WOLSELEY was one of the first marques off the blocks to create a whole new world of post Second World War car is the UK.

In 1948 the showrooms were graced by the six-cylinder powered Wolseley 6/80 and its four-cylinder counterpart, the 4/50.

They were based on the Morris Oxford and Morris Six and it was the 6/80 that offered new horizons of high-power driving in the UK.

The straight-six engine was of 2,215cc capacity with 772bhp on tap. It featured a round Morris rear end and upright Wolseley grille and very quickly was adopted by the police.

They can frequently be seen in black and white screen crime dramas which are being resurrected by nostalgia television stations. With 85mph on tap it was a force to be reckoned with.

Built at Morris's Cowley factory and its bold grille and spotlights gave it a very businesslike appearance and many fleeing criminals dreaded seeing that illuminated oval Wolseley badge getting larger in their rear-view mirrors.

It became the longest ever running favorite of police forces who seemed to retain cars well into the 1960s when they were a favorite for skid pan and mechanical training. They are even today recognised as the iconic period British police car with their bumper-mounted bells.

To accommodate its larger six-cylinder engine, the 6/80 was 7in longer than the 4/50. It also had larger brakes with 10in drums.

There were still some pre-war features, such as a centre-hinged bonnet and split windscreen but the beauty of this car lay in its interior.

The occupants enjoyed leather seats, a polished wood dashboard and many touches that branded this car something special.

I drove one once and for its day was very responsive and you could see just why the police liked them.

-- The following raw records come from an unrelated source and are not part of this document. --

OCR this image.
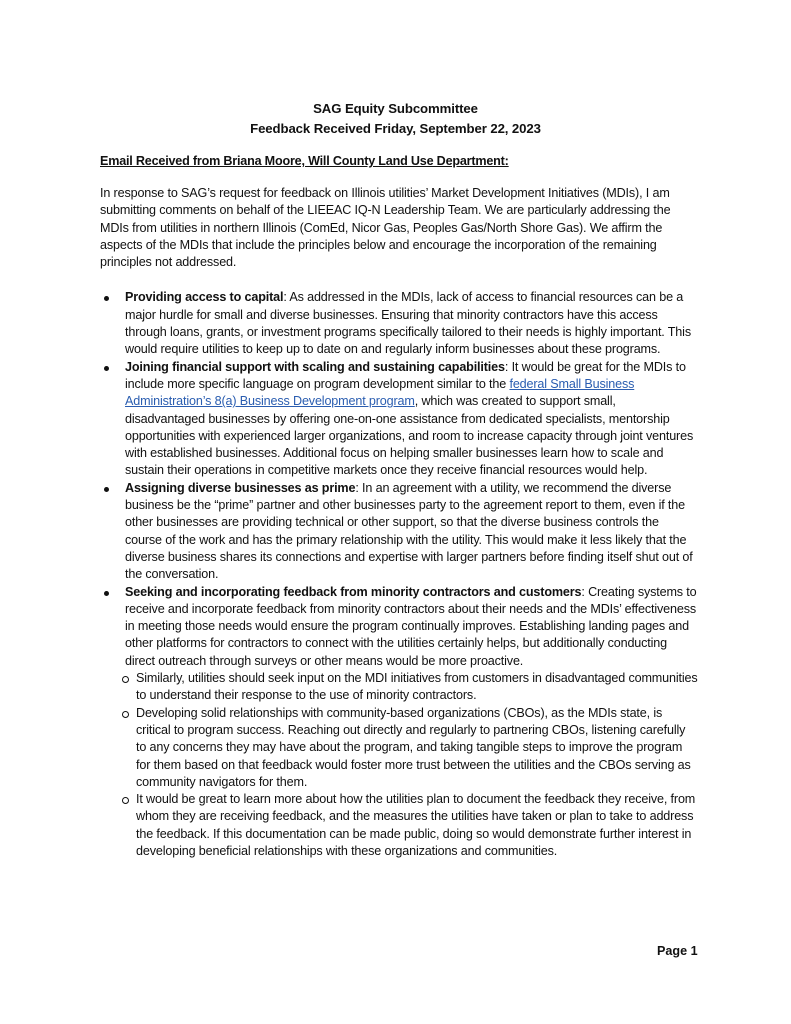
SAG Equity Subcommittee
Feedback Received Friday, September 22, 2023
Email Received from Briana Moore, Will County Land Use Department:

In response to SAG’s request for feedback on Illinois utilities’ Market Development Initiatives (MDIs), I am submitting comments on behalf of the LIEEAC IQ-N Leadership Team. We are particularly addressing the MDIs from utilities in northern Illinois (ComEd, Nicor Gas, Peoples Gas/North Shore Gas). We affirm the aspects of the MDIs that include the principles below and encourage the incorporation of the remaining principles not addressed.

Providing access to capital: As addressed in the MDIs, lack of access to financial resources can be a major hurdle for small and diverse businesses. Ensuring that minority contractors have this access through loans, grants, or investment programs specifically tailored to their needs is highly important. This would require utilities to keep up to date on and regularly inform businesses about these programs.
Joining financial support with scaling and sustaining capabilities: It would be great for the MDIs to include more specific language on program development similar to the federal Small Business Administration’s 8(a) Business Development program, which was created to support small, disadvantaged businesses by offering one-on-one assistance from dedicated specialists, mentorship opportunities with experienced larger organizations, and room to increase capacity through joint ventures with established businesses. Additional focus on helping smaller businesses learn how to scale and sustain their operations in competitive markets once they receive financial resources would help.
Assigning diverse businesses as prime: In an agreement with a utility, we recommend the diverse business be the “prime” partner and other businesses party to the agreement report to them, even if the other businesses are providing technical or other support, so that the diverse business controls the course of the work and has the primary relationship with the utility. This would make it less likely that the diverse business shares its connections and expertise with larger partners before finding itself shut out of the conversation.
Seeking and incorporating feedback from minority contractors and customers: Creating systems to receive and incorporate feedback from minority contractors about their needs and the MDIs’ effectiveness in meeting those needs would ensure the program continually improves. Establishing landing pages and other platforms for contractors to connect with the utilities certainly helps, but additionally conducting direct outreach through surveys or other means would be more proactive.
Similarly, utilities should seek input on the MDI initiatives from customers in disadvantaged communities to understand their response to the use of minority contractors.
Developing solid relationships with community-based organizations (CBOs), as the MDIs state, is critical to program success. Reaching out directly and regularly to partnering CBOs, listening carefully to any concerns they may have about the program, and taking tangible steps to improve the program for them based on that feedback would foster more trust between the utilities and the CBOs serving as community navigators for them.
It would be great to learn more about how the utilities plan to document the feedback they receive, from whom they are receiving feedback, and the measures the utilities have taken or plan to take to address the feedback. If this documentation can be made public, doing so would demonstrate further interest in developing beneficial relationships with these organizations and communities.
Page 1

The engine was interesting, having its roots in an aero engine called the Wolseley Viper V8 that started life in World War One aircraft including the SE5 fighter.

But as time marched on so did vehicle design and there was a new generation of high powered cars on the streets.

To keep up, the Wolseley company replaced the 6/80 with the 6/90, a more modern and powerful development which was also adopted for police use.